Updated: Clarified the question.
I'm stuck in what must be a basic misunderstanding of the necessary hypotheses for the Poisson Summation Formula.
Suppose $f(x) = \frac{1}{\sqrt{2\pi}}e^{\frac{-x^2}{2}}$, then we have
$$\hat{f}(\omega) = \int_{-\infty}^\infty f(x)e^{-2\pi i x w} \, dx = e^{-2\pi^2 \omega^2}.$$
The source I'm using states the Poisson Summation Formula as follows:
Suppose $L > 0$ Let $f \in L^1(\mathbb{R})\cap L^2(\mathbb{R})$ with $\hat{f} \in L^1(\mathbb{R})$. Further suppose that $$\sum_{k=-\infty}^\infty \hat{f}\left(\frac{k}{L}\right) < +\infty,$$ then $$ \sum_{k = -\infty}^\infty f(kL) = \frac{1}{L} \sum_{k=-\infty}^\infty \hat{f}\left( \frac{k}{L} \right ).$$
It seems to me that this can't be correct as stated, since for any $f$ satisfying the hypothesis, we can change the function on a set of measure zero and still satisfy the hypothesis, but change the left hand side of the formula without changing the right.

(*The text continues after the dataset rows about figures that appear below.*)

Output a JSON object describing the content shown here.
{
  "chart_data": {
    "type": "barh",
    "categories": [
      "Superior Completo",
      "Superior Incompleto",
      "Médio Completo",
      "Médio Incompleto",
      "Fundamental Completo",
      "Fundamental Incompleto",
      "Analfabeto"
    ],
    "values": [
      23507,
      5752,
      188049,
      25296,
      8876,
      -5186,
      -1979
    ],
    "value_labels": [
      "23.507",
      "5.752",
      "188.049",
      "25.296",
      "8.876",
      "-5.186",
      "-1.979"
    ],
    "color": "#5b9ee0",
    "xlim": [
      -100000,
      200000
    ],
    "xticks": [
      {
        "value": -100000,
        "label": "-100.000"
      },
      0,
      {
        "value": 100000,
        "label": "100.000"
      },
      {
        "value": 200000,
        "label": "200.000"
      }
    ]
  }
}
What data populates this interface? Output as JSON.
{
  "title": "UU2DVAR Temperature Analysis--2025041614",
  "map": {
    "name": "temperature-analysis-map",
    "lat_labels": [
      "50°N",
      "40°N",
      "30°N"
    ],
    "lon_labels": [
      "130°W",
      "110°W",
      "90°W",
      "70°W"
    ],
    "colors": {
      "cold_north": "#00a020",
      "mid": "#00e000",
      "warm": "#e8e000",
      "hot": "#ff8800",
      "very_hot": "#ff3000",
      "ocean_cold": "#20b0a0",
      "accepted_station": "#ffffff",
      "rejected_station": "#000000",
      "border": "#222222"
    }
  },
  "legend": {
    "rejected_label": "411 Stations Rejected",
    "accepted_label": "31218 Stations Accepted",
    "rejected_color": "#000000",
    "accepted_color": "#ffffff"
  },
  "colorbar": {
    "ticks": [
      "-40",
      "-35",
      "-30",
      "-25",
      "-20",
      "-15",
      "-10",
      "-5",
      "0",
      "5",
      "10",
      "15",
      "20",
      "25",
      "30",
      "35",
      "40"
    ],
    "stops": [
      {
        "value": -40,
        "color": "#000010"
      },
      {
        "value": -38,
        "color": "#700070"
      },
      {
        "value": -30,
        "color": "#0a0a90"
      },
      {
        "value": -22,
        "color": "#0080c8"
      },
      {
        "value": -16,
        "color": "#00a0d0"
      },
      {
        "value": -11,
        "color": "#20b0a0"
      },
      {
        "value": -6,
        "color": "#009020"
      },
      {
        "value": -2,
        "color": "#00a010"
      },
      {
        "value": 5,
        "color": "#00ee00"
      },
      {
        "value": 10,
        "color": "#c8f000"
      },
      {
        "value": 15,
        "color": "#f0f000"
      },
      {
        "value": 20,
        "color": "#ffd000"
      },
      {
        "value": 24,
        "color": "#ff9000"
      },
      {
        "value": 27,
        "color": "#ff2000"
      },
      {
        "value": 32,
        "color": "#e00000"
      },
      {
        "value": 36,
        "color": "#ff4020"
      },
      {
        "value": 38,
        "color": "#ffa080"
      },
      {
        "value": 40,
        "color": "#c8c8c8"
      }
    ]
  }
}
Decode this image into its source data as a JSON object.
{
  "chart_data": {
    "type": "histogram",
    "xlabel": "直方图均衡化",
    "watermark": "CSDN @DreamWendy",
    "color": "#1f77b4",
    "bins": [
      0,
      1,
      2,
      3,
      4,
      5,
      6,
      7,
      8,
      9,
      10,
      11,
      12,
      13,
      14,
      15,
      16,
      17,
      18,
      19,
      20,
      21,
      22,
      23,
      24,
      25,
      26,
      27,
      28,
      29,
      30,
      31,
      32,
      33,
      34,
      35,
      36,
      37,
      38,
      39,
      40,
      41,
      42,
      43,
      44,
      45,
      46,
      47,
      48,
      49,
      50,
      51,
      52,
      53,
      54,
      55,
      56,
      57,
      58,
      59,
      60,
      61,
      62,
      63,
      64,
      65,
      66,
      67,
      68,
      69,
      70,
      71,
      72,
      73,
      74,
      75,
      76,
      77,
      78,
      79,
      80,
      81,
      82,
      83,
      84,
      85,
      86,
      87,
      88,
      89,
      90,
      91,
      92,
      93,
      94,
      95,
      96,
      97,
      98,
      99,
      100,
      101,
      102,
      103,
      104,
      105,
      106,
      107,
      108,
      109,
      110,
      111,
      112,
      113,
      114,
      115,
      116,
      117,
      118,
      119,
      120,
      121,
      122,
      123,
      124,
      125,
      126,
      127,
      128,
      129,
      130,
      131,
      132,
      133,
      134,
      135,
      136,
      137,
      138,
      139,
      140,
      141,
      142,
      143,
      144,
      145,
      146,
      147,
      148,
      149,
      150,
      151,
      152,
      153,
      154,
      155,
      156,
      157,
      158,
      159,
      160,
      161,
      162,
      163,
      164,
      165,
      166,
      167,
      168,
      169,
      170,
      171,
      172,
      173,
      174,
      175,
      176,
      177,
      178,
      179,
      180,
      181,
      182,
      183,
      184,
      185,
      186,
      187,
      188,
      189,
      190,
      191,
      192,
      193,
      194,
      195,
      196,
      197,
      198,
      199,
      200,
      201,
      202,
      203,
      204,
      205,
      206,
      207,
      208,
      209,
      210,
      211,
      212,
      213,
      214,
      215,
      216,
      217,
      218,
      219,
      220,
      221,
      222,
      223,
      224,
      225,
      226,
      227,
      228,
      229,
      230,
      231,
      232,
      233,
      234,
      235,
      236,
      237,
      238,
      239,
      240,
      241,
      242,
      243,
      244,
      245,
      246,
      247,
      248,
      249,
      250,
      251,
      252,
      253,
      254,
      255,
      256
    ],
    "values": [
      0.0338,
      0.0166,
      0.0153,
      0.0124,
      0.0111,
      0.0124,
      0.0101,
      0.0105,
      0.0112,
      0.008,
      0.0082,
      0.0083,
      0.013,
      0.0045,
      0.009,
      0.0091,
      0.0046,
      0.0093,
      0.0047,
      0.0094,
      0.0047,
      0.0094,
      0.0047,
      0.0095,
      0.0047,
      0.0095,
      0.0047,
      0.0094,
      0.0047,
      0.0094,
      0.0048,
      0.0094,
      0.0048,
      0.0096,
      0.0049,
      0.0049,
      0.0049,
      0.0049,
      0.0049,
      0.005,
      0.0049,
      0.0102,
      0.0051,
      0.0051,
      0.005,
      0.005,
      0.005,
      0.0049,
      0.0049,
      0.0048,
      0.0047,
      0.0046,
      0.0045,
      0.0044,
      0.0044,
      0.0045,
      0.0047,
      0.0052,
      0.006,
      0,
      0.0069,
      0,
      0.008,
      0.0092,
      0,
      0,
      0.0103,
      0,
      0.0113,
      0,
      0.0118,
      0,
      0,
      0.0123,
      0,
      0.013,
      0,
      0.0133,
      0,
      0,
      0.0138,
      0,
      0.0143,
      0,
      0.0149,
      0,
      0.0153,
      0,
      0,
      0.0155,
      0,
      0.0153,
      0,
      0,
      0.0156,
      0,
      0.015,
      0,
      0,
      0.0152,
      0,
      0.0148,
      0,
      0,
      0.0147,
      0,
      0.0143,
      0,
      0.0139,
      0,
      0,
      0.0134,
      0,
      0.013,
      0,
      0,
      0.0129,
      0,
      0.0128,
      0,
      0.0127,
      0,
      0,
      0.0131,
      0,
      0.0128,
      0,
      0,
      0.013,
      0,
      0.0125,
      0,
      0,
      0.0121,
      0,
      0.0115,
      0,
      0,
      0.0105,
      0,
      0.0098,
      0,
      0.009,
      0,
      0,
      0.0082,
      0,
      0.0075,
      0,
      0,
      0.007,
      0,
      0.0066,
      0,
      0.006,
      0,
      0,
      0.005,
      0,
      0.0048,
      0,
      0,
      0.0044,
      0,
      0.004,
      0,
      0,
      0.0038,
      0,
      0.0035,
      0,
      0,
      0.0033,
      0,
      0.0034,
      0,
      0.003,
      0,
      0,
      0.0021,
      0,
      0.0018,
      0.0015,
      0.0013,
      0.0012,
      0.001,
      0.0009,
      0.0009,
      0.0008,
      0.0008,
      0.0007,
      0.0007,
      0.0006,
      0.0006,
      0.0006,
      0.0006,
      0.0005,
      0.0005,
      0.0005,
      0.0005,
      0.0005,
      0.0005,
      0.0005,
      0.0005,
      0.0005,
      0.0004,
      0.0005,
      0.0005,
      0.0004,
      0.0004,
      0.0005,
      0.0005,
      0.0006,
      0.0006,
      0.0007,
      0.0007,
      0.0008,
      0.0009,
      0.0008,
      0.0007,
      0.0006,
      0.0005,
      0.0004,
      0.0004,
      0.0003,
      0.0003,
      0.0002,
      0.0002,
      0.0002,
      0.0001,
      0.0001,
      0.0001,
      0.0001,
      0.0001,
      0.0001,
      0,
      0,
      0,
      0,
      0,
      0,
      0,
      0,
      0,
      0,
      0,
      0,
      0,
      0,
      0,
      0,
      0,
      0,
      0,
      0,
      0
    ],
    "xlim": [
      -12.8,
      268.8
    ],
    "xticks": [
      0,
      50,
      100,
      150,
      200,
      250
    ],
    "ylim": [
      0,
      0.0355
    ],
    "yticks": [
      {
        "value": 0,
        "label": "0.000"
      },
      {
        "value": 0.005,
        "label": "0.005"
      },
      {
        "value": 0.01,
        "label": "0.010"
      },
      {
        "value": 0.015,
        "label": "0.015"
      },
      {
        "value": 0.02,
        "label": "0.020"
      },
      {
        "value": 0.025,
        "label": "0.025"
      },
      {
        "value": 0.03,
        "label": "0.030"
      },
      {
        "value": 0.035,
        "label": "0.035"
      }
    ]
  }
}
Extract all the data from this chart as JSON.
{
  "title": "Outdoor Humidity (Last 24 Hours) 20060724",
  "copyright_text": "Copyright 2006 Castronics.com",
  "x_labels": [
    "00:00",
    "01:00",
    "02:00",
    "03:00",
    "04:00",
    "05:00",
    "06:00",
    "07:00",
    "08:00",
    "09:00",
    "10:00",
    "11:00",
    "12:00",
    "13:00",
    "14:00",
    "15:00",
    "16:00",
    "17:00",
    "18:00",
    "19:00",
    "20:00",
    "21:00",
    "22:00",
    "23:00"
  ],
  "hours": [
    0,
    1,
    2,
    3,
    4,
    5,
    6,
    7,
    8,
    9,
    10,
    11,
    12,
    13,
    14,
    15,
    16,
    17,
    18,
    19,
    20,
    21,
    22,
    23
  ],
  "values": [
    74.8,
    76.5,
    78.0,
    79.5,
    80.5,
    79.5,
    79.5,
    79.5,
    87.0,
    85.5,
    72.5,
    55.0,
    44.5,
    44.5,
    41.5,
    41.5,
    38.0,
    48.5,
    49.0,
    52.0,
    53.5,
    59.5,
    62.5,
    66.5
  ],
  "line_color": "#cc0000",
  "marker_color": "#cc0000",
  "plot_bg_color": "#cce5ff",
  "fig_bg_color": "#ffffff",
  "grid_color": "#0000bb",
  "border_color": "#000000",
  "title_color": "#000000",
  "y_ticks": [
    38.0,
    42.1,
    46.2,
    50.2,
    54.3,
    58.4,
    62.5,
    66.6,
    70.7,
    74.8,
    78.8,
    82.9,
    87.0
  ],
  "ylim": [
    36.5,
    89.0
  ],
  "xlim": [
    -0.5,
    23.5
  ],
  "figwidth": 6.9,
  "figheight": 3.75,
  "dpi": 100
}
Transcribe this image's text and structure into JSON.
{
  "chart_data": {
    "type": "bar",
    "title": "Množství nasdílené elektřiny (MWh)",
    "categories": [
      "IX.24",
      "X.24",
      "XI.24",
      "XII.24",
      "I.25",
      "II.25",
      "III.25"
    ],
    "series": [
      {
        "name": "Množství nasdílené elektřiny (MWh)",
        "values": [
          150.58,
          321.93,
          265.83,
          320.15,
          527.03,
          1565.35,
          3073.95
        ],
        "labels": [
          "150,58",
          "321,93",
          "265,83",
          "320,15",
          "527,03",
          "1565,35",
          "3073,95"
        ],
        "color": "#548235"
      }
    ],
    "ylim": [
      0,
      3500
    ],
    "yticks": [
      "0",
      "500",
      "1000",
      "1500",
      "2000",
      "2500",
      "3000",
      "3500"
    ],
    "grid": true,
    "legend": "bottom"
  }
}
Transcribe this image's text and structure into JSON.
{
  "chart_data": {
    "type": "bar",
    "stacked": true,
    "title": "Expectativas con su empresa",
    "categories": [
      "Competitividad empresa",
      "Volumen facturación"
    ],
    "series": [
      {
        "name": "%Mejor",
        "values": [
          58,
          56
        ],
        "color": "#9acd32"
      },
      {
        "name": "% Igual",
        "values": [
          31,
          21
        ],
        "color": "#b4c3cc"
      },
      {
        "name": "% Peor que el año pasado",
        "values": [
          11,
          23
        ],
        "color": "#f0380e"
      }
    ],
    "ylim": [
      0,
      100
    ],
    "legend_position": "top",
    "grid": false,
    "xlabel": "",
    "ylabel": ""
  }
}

For example, if $f(x) = \frac{1}{\sqrt{2\pi}}e^{\frac{-x^2}{2}}$, then we have
$$\hat{f}(\omega) = \int_{-\infty}^\infty f(x)e^{-2\pi i x w} \, dx = e^{-2\pi^2 \omega^2}.$$
If we let $$g(x) = \begin{cases} 0 & x = kL, k \in \mathbb{Z} \\ f(x) & \text{else} \end{cases}$$
Then, since $g = f$ a.e., we have $\hat{g} = \hat{f}$. But this would imply $$\sum_{k = -\infty}^\infty f(kL) = \frac{1}{L} \sum_{k=-\infty}^\infty \hat{f}\left( \frac{k}{L} \right ) = \frac{1}{L} \sum_{k=-\infty}^\infty \hat{g}\left( \frac{k}{L} \right ) = \sum_{k=-\infty}^\infty g(kL) = 0$$ which is wrong.
What's wrong with these hypothesis? Can anyone provide a bit of guidance on what's the correct way to think about necessary conditions for the PSF?